All in all, this is music which, like the bulk of Moby’s catalog, can best be described as hollow. Ever since 1999’s Play, this has become Moby’s modus operandi. “Everything that Rises” builds slowly on muffled percussion and angelic synth melodies, but it doesn’t grow so much in intensity, complexity or feeling — more so just in volume. Nothing’s happening, nothing’s happening, it’s getting louder, and now it’s over.

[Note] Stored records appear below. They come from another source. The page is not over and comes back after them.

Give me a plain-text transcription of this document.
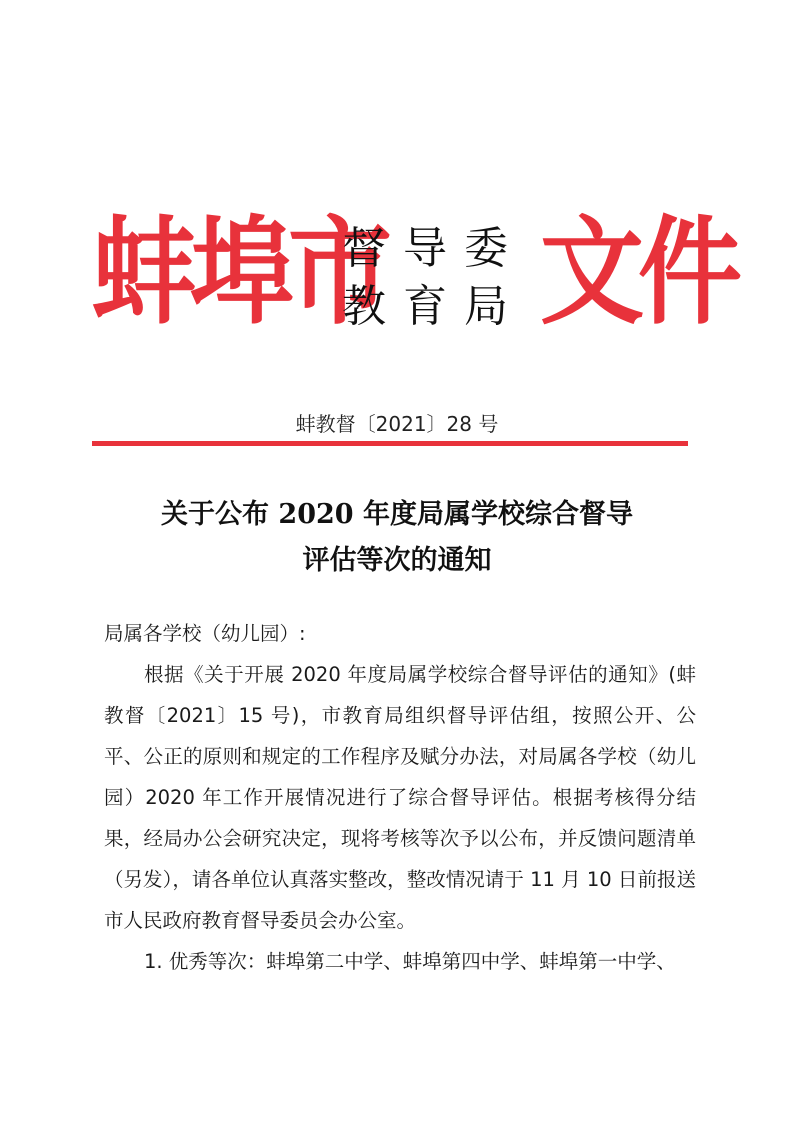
蚌埠市
督导委
教育局 文件
蚌教督〔2021〕28 号
关于公布 2020 年度局属学校综合督导
评估等次的通知

局属各学校（幼儿园）:

根据《关于开展 2020 年度局属学校综合督导评估的通知》(蚌教督〔2021〕15 号)，市教育局组织督导评估组，按照公开、公平、公正的原则和规定的工作程序及赋分办法，对局属各学校（幼儿园）2020 年工作开展情况进行了综合督导评估。根据考核得分结果，经局办公会研究决定，现将考核等次予以公布，并反馈问题清单（另发），请各单位认真落实整改，整改情况请于 11 月 10 日前报送市人民政府教育督导委员会办公室。

1. 优秀等次：蚌埠第二中学、蚌埠第四中学、蚌埠第一中学、
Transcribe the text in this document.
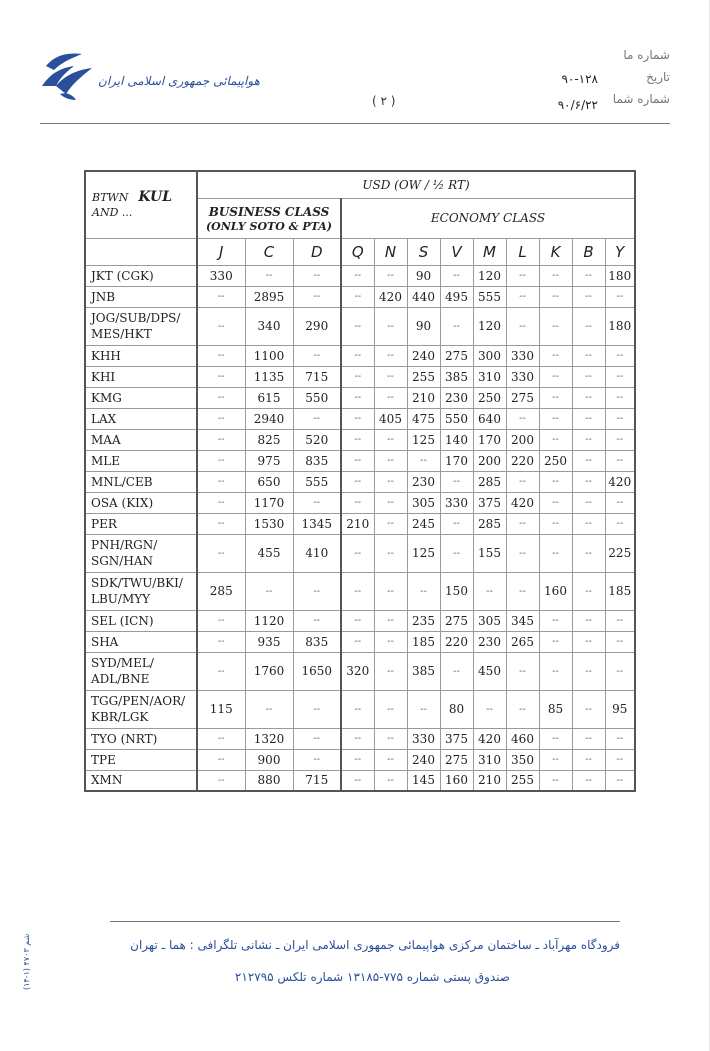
هواپیمائی جمهوری اسلامی ایران
شماره ما
تاریخ
شماره شما
۹۰-۱۲۸
۹۰/۶/۲۲
( ۲ )
BTWN KUL
AND ...	USD (OW / ½ RT)											

	BUSINESS CLASS
(ONLY SOTO & PTA)			ECONOMY CLASS								
	J	C	D	Q	N	S	V	M	L	K	B	Y
JKT (CGK)	330	--	--	--	--	90	--	120	--	--	--	180
JNB	--	2895	--	--	420	440	495	555	--	--	--	--
JOG/SUB/DPS/ MES/HKT	--	340	290	--	--	90	--	120	--	--	--	180
KHH	--	1100	--	--	--	240	275	300	330	--	--	--
KHI	--	1135	715	--	--	255	385	310	330	--	--	--
KMG	--	615	550	--	--	210	230	250	275	--	--	--
LAX	--	2940	--	--	405	475	550	640	--	--	--	--
MAA	--	825	520	--	--	125	140	170	200	--	--	--
MLE	--	975	835	--	--	--	170	200	220	250	--	--
MNL/CEB	--	650	555	--	--	230	--	285	--	--	--	420
OSA (KIX)	--	1170	--	--	--	305	330	375	420	--	--	--
PER	--	1530	1345	210	--	245	--	285	--	--	--	--
PNH/RGN/ SGN/HAN	--	455	410	--	--	125	--	155	--	--	--	225
SDK/TWU/BKI/ LBU/MYY	285	--	--	--	--	--	150	--	--	160	--	185
SEL (ICN)	--	1120	--	--	--	235	275	305	345	--	--	--
SHA	--	935	835	--	--	185	220	230	265	--	--	--
SYD/MEL/ ADL/BNE	--	1760	1650	320	--	385	--	450	--	--	--	--
TGG/PEN/AOR/ KBR/LGK	115	--	--	--	--	--	80	--	--	85	--	95
TYO (NRT)	--	1320	--	--	--	330	375	420	460	--	--	--
TPE	--	900	--	--	--	240	275	310	350	--	--	--
XMN	--	880	715	--	--	145	160	210	255	--	--	--
فرودگاه مهرآباد ـ ساختمان مرکزی هواپیمائی جمهوری اسلامی ایران ـ نشانی تلگرافی : هما ـ تهران
صندوق پستی شماره ۷۷۵-۱۳۱۸۵ شماره تلکس ۲۱۲۷۹۵
(۱۴-۱) ۴۷۰۳ شم
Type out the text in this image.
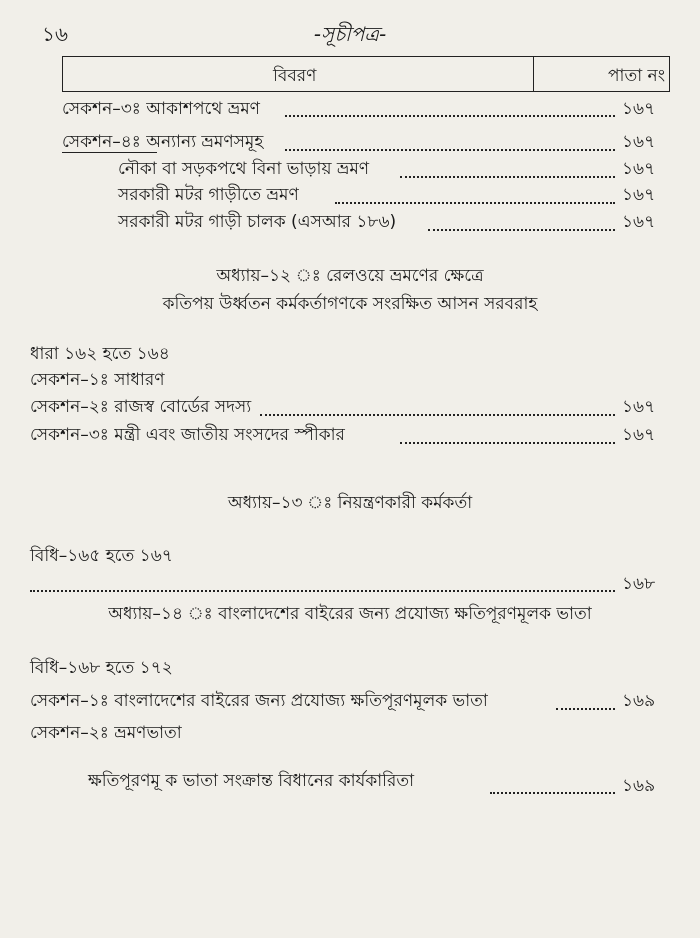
১৬	-সূচীপত্র-
বিবরণ	পাতা নং
সেকশন–৩ঃ আকাশপথে ভ্রমণ	১৬৭
সেকশন–৪ঃ অন্যান্য ভ্রমণসমূহ	১৬৭
নৌকা বা সড়কপথে বিনা ভাড়ায় ভ্রমণ	১৬৭
সরকারী মটর গাড়ীতে ভ্রমণ	১৬৭
সরকারী মটর গাড়ী চালক (এসআর ১৮৬)	১৬৭
অধ্যায়–১২ ঃ রেলওয়ে ভ্রমণের ক্ষেত্রে
কতিপয় উর্ধ্বতন কর্মকর্তাগণকে সংরক্ষিত আসন সরবরাহ
ধারা ১৬২ হতে ১৬৪
সেকশন–১ঃ সাধারণ
সেকশন–২ঃ রাজস্ব বোর্ডের সদস্য	১৬৭
সেকশন–৩ঃ মন্ত্রী এবং জাতীয় সংসদের স্পীকার	১৬৭
অধ্যায়–১৩ ঃ নিয়ন্ত্রণকারী কর্মকর্তা
বিধি–১৬৫ হতে ১৬৭
১৬৮
অধ্যায়–১৪ ঃ বাংলাদেশের বাইরের জন্য প্রযোজ্য ক্ষতিপূরণমূলক ভাতা
বিধি–১৬৮ হতে ১৭২
সেকশন–১ঃ বাংলাদেশের বাইরের জন্য প্রযোজ্য ক্ষতিপূরণমূলক ভাতা	১৬৯
সেকশন–২ঃ ভ্রমণভাতা
ক্ষতিপূরণমূ ক ভাতা সংক্রান্ত বিধানের কার্যকারিতা	১৬৯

The aforementioned angelic synth melodies are, frustratingly, a linchpin of Innocents. It would be interesting to see what Moby could do without that particular sound. It makes the album simultaneously dated, because it somehow sounds exactly the late ’90s, and shallow because it promotes an air of unfocused, media-friendly spiritualism.
In its primary gear, Innocents is slow, plodding and peaceful in a way that might be appropriate for time-lapse shots in a nature documentary. It borders on meditative, but mostly it’s just boring. There is a definite formula of down-tempo drums, sweeping strings and reverb backing nearly every track. Flip a coin. Heads, you get vocal accompaniment. Tails, instrumental. He swerves into poppier grounds on “The Perfect Life,” a collaboration with Wayne Coyne of The Flaming Lips, but it might as well be a Flaming Lips song.
Moby comes close to producing something with soul on “Don’t Love Me,” but it comes across as someone trying to imitate soul after reading an article about it. Inyang Bassey provides sultry vocals and Moby tries to step outside his box, but the song ends up as little more than a different flavor of forgettable trance. A collaboration with Mark Lanegan similarly flops, sounding like a castrated Tom Waits slipping into an opiate-induced coma.
Innocents is an album that is neutral to the ears, generically spiritual and crafted as inoffensively as possible. That is exactly what makes it so infuriating. A kick and a miss for the Charlie Brown of electronic music.